Miss.Code Ann. § 11 — 11—3(l)(a)(i) (Rev. 2004). Thus, according to the plain language of the statute, Ellison may set venue in either: (1) the county where the defendant resides; (2) the county of a corporation’s principal place of business; or (3) the county “where a substantial alleged act or omission occurred or where a substantial event that caused the injury occurred.”

¶ 10. It is undisputed that the At-kinsons (who are defendants) reside in Rankin County, and that AFLAC’s principal place of business is outside Mississippi. Thus, pursuant to the plain language of the statute, the action must be commenced in Rankin County, unless Ellison can show that a “substantial act or omission” or a “substantial event causing the injury” occurred in Smith County. However, in searching the record for activity which occurred in Smith County, we find only that Ellison was in Smith County when he was informed of the denial of insurance benefits. We previously have held that simply experiencing the effects of an act or omission in a county is insufficient to establish venue. See Med. Assurance Co. v. Myers, 956 So.2d 213 (Miss.2007) (“receipt of information in [the plaintiff-insured’s county of residence] is a passive function of his presence there and is not a substantial event causing the damages he claims”). Therefore, according to the plain language of section 11 — 11—3(l)(a)(i), venue is proper only in Rankin County.

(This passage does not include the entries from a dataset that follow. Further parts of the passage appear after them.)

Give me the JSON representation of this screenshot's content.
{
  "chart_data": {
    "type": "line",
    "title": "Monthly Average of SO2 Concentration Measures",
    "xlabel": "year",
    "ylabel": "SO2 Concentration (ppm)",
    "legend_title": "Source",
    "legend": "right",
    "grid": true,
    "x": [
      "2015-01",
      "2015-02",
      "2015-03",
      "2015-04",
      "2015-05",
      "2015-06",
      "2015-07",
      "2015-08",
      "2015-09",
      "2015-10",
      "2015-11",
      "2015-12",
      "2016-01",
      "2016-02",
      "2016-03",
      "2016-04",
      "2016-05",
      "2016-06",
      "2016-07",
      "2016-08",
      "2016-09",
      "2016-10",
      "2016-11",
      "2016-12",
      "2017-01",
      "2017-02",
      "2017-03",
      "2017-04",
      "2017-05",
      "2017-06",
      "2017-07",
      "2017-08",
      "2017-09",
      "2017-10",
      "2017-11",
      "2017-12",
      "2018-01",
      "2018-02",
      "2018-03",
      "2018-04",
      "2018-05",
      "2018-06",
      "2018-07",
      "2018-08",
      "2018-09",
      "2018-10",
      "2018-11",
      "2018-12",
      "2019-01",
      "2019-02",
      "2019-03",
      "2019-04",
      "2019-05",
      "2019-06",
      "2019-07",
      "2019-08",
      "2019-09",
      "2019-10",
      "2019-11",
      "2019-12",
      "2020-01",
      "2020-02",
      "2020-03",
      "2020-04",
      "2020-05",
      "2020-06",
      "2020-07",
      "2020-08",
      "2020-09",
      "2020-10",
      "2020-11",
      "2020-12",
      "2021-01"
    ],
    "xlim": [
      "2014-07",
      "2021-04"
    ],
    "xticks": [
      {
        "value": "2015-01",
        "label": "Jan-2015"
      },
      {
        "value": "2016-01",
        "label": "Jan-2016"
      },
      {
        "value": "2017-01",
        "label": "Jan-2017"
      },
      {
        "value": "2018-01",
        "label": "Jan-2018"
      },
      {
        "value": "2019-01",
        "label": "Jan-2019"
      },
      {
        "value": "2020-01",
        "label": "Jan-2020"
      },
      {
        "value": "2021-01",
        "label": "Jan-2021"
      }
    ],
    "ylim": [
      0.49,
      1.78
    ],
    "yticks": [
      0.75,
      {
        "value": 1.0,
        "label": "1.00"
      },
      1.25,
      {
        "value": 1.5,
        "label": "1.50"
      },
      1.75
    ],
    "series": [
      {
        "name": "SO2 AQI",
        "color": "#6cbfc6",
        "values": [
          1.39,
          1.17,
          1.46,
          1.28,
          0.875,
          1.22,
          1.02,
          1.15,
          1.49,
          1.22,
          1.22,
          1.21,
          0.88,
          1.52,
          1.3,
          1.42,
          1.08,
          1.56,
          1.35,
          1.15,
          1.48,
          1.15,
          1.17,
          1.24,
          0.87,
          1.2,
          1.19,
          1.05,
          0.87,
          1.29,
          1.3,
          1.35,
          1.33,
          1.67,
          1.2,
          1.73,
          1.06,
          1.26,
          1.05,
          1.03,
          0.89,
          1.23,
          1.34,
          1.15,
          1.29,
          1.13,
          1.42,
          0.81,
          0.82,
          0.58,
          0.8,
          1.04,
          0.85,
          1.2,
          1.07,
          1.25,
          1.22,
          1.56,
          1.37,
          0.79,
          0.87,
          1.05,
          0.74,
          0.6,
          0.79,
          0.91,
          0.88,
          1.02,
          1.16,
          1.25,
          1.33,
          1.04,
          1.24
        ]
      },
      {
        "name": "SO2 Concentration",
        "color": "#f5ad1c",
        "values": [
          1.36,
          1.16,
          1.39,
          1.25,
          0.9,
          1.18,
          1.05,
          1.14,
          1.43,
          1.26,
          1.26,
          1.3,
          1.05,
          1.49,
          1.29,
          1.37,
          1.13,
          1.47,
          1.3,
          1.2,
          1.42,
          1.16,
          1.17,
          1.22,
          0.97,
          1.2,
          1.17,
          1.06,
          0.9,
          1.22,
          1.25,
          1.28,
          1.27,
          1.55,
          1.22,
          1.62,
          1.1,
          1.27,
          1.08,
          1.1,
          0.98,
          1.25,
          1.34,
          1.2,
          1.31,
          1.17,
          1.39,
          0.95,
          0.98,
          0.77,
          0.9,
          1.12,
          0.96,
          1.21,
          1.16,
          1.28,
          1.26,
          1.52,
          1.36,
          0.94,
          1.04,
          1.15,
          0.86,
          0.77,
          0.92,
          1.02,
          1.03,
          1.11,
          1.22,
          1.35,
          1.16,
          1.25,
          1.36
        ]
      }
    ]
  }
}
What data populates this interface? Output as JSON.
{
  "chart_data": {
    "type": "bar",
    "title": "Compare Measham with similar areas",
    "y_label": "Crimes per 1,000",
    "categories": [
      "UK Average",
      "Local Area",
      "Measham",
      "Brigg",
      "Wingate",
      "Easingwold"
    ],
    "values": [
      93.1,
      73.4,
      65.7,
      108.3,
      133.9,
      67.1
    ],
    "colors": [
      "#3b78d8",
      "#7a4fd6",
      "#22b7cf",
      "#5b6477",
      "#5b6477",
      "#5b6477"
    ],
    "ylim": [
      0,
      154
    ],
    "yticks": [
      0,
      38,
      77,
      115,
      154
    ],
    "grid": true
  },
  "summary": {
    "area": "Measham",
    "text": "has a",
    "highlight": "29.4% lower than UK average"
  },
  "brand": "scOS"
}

¶ 11. In addressing the concerns raised by our learned colleagues in the dissent, we agree that the Atkinsons failed to raise the defense of improper venue and, thus, waived it. We do not agree, however, that the defense belongs exclusively to the Atkinsons, nor do we agree that their waiver acted to completely remove them from the action as far as determining proper venue for the case. Although we have not squarely faced this question before, the Oklahoma Supreme Court has, and it framed the issue well, stating: “The fact that one of several defendants submits to the jurisdiction of the court does not change the venue of the cause of action. It is merely a waiver of *1052that defendant’s -personal right to demand a trial of the case in the county where the venue is fixed by statute.” City of Cleveland v. Cheatham, 285 P.2d 205, 207 (Okla.1955) (emphasis added).

¶ 12. Thus, the dissent’s decision to analyze this case under paragraph (b) is incorrect, as the venue of the “cause of action” is proper in Rankin County under paragraph (a). We disagree with the dissent’s claim that our holding “renders the Atkinsons’ waiver ineffectual,” as they did effectively waive their personal right to require a transfer of venue to Rankin County.

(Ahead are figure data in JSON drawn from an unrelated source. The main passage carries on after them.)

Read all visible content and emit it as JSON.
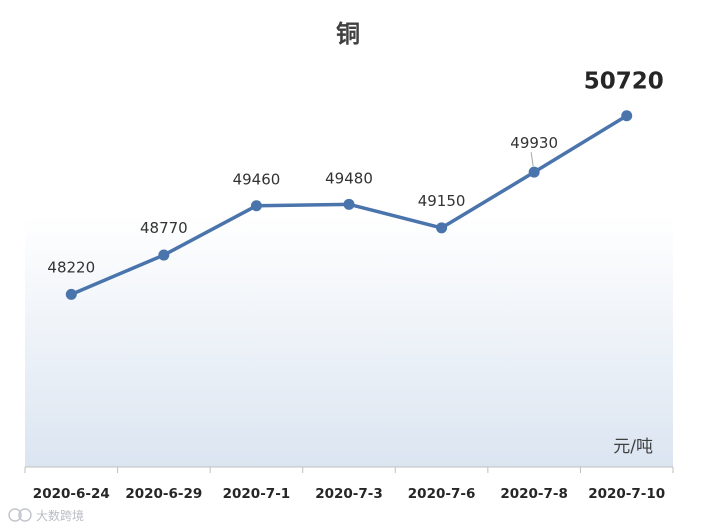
{
  "chart_data": {
    "type": "line",
    "title": "铜",
    "unit": "元/吨",
    "categories": [
      "2020-6-24",
      "2020-6-29",
      "2020-7-1",
      "2020-7-3",
      "2020-7-6",
      "2020-7-8",
      "2020-7-10"
    ],
    "series": [
      {
        "values": [
          48220,
          48770,
          49460,
          49480,
          49150,
          49930,
          50720
        ]
      }
    ],
    "data_labels": [
      "48220",
      "48770",
      "49460",
      "49480",
      "49150",
      "49930",
      "50720"
    ],
    "ylim": [
      46000,
      51100
    ],
    "grid": false,
    "line_color": "#4a74ac",
    "background_gradient": [
      "#ffffff",
      "#dbe5f1"
    ]
  },
  "watermark": "大数跨境"
}
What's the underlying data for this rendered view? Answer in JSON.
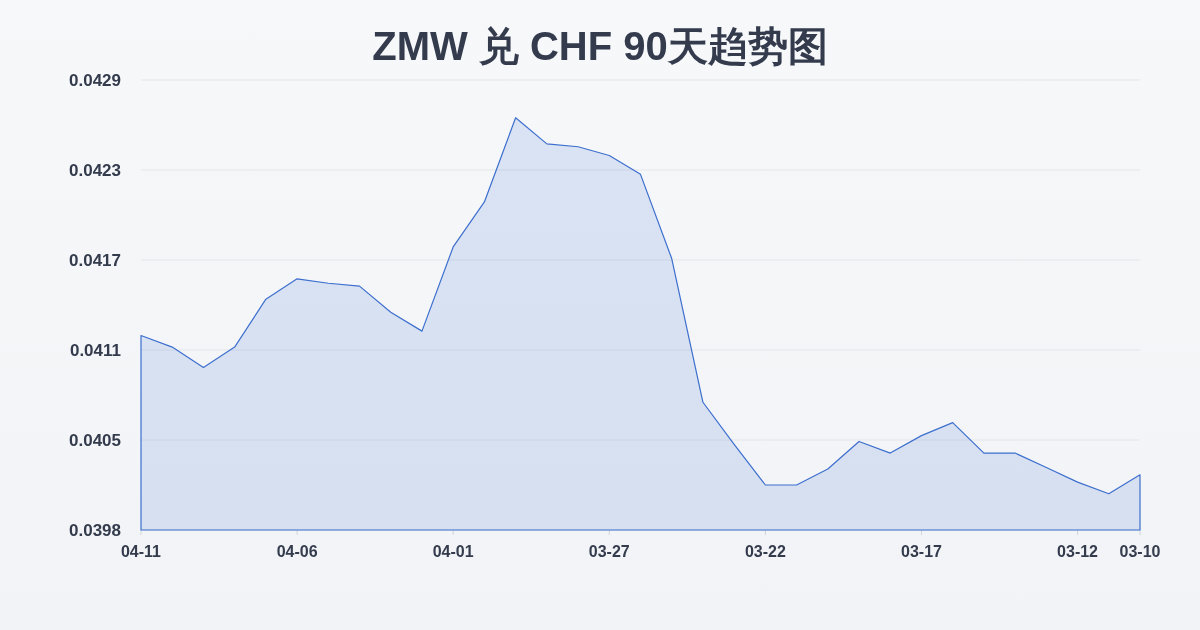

¶ 13. Finally, the dissent incorrectly reads Mississippi Rule of Civil Procedure 12(h)(1) as conferring an exclusive right on a particular defendant to assert a defense, and that one defendant may waive the defense on behalf of all defendants. Nothing in the rule or our jurisprudence suggests such an interesting interpretation.

CONCLUSION

¶ 14. For the reasons stated above, we reverse the trial court’s denial of AFLAC’s motion to transfer venue and remand this case to the trial court with instructions to transfer it to the Circuit Court of Rankin County.

¶ 15. REVERSED AND REMANDED.

WALLER, C.J., CARLSON, P.J., LAMAR AND PIERCE, JJ., CONCUR. GRAVES, P.J., SPECIALLY CONCURS WITH SEPARATE WRITTEN OPINION. RANDOLPH, J., DISSENTS WITH SEPARATE WRITTEN OPINION JOINED BY KITCHENS AND CHANDLER, JJ.

. The term "the defendant" also extends to and embraces the plural. See Miss.Code Ann. § 1-3-33 (Rev.2005).